# Thread: Finding a couple of intercepts and stuff

1. ## Finding a couple of intercepts and stuff

The first is 2x-1=y

Simple enough: y=0, and say x=1. Then two minus one equals 1 for (1,0)

Now x=0 so it's -1 divided by y for negative 1 for (0,-1).

These create a straight line that graphs perfectly.

1. I am doing this right, right?

2. My second issue here is that I can't find a checkpoint for the above to save my life. Nothing makes sense... which in turn leads me to believe I'm not doing this right.

Oh, also: Graph 3y=-5

I understand y=3 or x=1, but I don't get how and why a horizontal line below the x-axis is formed from this. There's no explanation in the book and it wasn't covered in class today.

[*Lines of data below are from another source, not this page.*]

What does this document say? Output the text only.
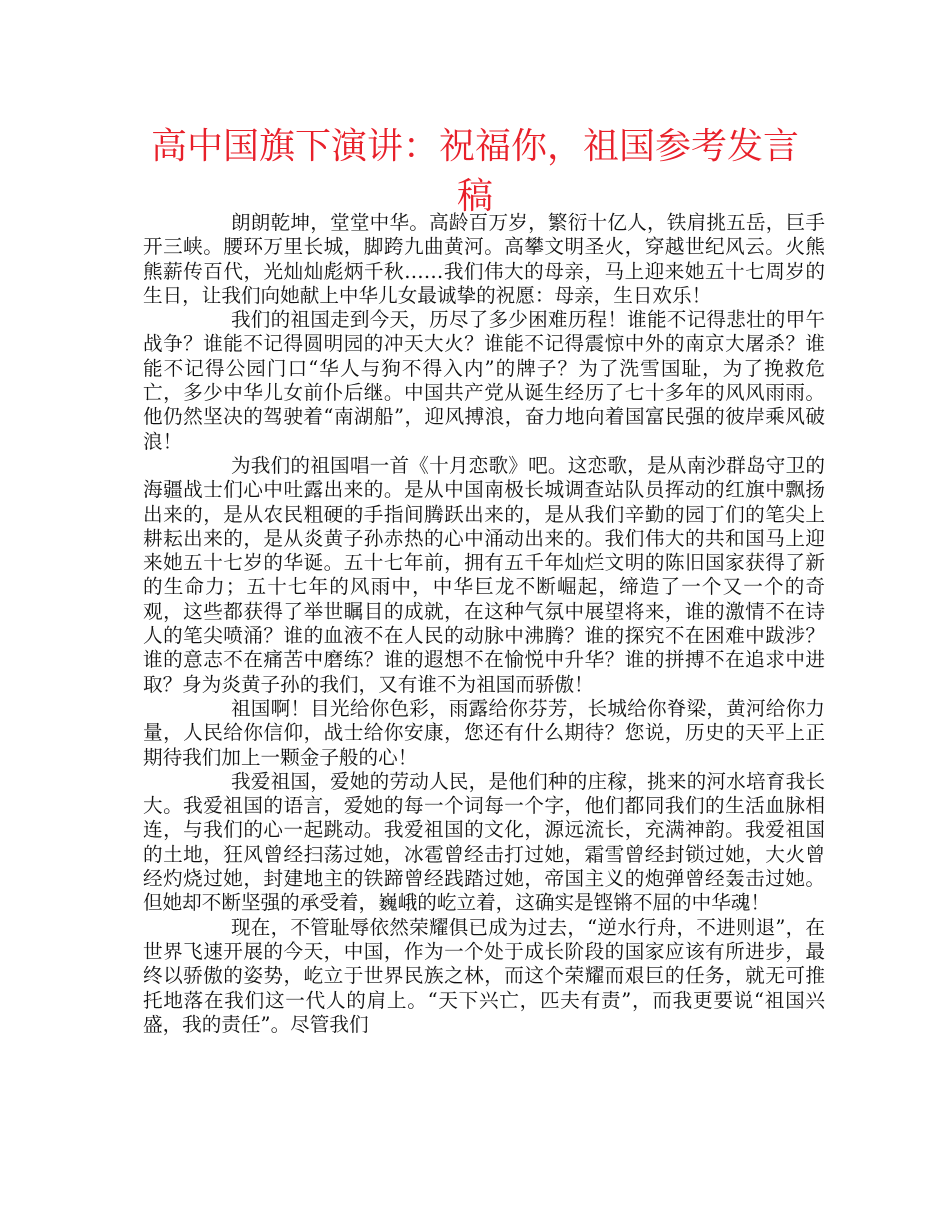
高中国旗下演讲：祝福你，祖国参考发言稿

朗朗乾坤，堂堂中华。高龄百万岁，繁衍十亿人，铁肩挑五岳，巨手开三峡。腰环万里长城，脚跨九曲黄河。高攀文明圣火，穿越世纪风云。火熊熊薪传百代，光灿灿彪炳千秋……我们伟大的母亲，马上迎来她五十七周岁的生日，让我们向她献上中华儿女最诚挚的祝愿：母亲，生日欢乐！

我们的祖国走到今天，历尽了多少困难历程！谁能不记得悲壮的甲午战争？谁能不记得圆明园的冲天大火？谁能不记得震惊中外的南京大屠杀？谁能不记得公园门口“华人与狗不得入内”的牌子？为了洗雪国耻，为了挽救危亡，多少中华儿女前仆后继。中国共产党从诞生经历了七十多年的风风雨雨。他仍然坚决的驾驶着“南湖船”，迎风搏浪，奋力地向着国富民强的彼岸乘风破浪！

为我们的祖国唱一首《十月恋歌》吧。这恋歌，是从南沙群岛守卫的海疆战士们心中吐露出来的。是从中国南极长城调查站队员挥动的红旗中飘扬出来的，是从农民粗硬的手指间腾跃出来的，是从我们辛勤的园丁们的笔尖上耕耘出来的，是从炎黄子孙赤热的心中涌动出来的。我们伟大的共和国马上迎来她五十七岁的华诞。五十七年前，拥有五千年灿烂文明的陈旧国家获得了新的生命力；五十七年的风雨中，中华巨龙不断崛起，缔造了一个又一个的奇观，这些都获得了举世瞩目的成就，在这种气氛中展望将来，谁的激情不在诗人的笔尖喷涌？谁的血液不在人民的动脉中沸腾？谁的探究不在困难中跋涉？谁的意志不在痛苦中磨练？谁的遐想不在愉悦中升华？谁的拼搏不在追求中进取？身为炎黄子孙的我们，又有谁不为祖国而骄傲！

祖国啊！目光给你色彩，雨露给你芬芳，长城给你脊梁，黄河给你力量，人民给你信仰，战士给你安康，您还有什么期待？您说，历史的天平上正期待我们加上一颗金子般的心！

我爱祖国，爱她的劳动人民，是他们种的庄稼，挑来的河水培育我长大。我爱祖国的语言，爱她的每一个词每一个字，他们都同我们的生活血脉相连，与我们的心一起跳动。我爱祖国的文化，源远流长，充满神韵。我爱祖国的土地，狂风曾经扫荡过她，冰雹曾经击打过她，霜雪曾经封锁过她，大火曾经灼烧过她，封建地主的铁蹄曾经践踏过她，帝国主义的炮弹曾经轰击过她。但她却不断坚强的承受着，巍峨的屹立着，这确实是铿锵不屈的中华魂！

现在，不管耻辱依然荣耀俱已成为过去，“逆水行舟，不进则退”，在世界飞速开展的今天，中国，作为一个处于成长阶段的国家应该有所进步，最终以骄傲的姿势，屹立于世界民族之林，而这个荣耀而艰巨的任务，就无可推托地落在我们这一代人的肩上。“天下兴亡，匹夫有责”，而我更要说“祖国兴盛，我的责任”。尽管我们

Homework for this section gets turned in right before the test for this section on Tuesday when we come back from the weekend.

Again, thank you for your help. It is greatly appreciated.

2. Originally Posted by Ingersoll
The first is 2x-1=y

Simple enough: y=0, and say x=1. Then two minus one equals 1 for (1,0) Mr F says: When y = 0, x = 1/2. (2x - 1 = 0 => 2x = 1 => x = 1/2).

Now x=0 so it's -1 divided by y for negative 1 for (0,-1).

These create a straight line that graphs perfectly.

1. I am doing this right, right?

2. My second issue here is that I can't find a checkpoint for the above to save my life. Nothing makes sense... which in turn leads me to believe I'm not doing this right.